We began to build the demand for our services and went to talk to lenders. It was then that we realized they're much better at the actual lending than we are, so we should never be lending business. Instead, we determined we were better suited as a marketplace and, ultimately, a software company. And had we not been in the sandbox, it would have been very difficult for us to test that model versus being the lender without running afoul of all the rules that regulate that space. And so very quickly we were able to pivot into the model that's much more suited for us. We've benefited massively from that experience.

What are your goals for WithClutch moving forward?

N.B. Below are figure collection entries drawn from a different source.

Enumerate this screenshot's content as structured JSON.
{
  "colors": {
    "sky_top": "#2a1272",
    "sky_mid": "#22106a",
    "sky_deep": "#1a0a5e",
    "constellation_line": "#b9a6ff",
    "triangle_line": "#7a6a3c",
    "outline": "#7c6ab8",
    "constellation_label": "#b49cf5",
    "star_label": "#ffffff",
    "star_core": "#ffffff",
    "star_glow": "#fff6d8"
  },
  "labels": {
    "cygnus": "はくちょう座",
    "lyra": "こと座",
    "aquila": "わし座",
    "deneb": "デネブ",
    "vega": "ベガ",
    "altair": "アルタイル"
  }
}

There's no other country where people are as deep in debt as the U.S. Americans have $1.35 trillion in car loan debt. People who don’t have good credit have subprime mortgages that are really predatory. Many people have a large amount of student loans. There's so much debt and it's completely mispriced. You'd have to be blind to not see that something is wrong.

It is our goal to try to fix that problem to the extent possible. If you build a business that moves the needle, you move the needle at a massive scale. For example, if someone is living off of $400 in savings (as a lot of Americans are), and you save them $80 or $100 a month in interest expenses, instead of throwing that money out the window, they could do something else with it—put it in their savings account, and they may get to a place where capital starts working for them. Look at what happened during COVID—people with money became orders of magnitude richer than people who didn't have any capital before, and one of the big traps is debt. 

Our goal is to just put as much money back in the pockets of the consumer, and try to help people build wealth to get out of this trap. If we’re just a tiny bit successful, it impacts a lot of people. It's very motivating to go to work every day when that's your mission.


All of the information in this profile was accurate at the date and time of publication.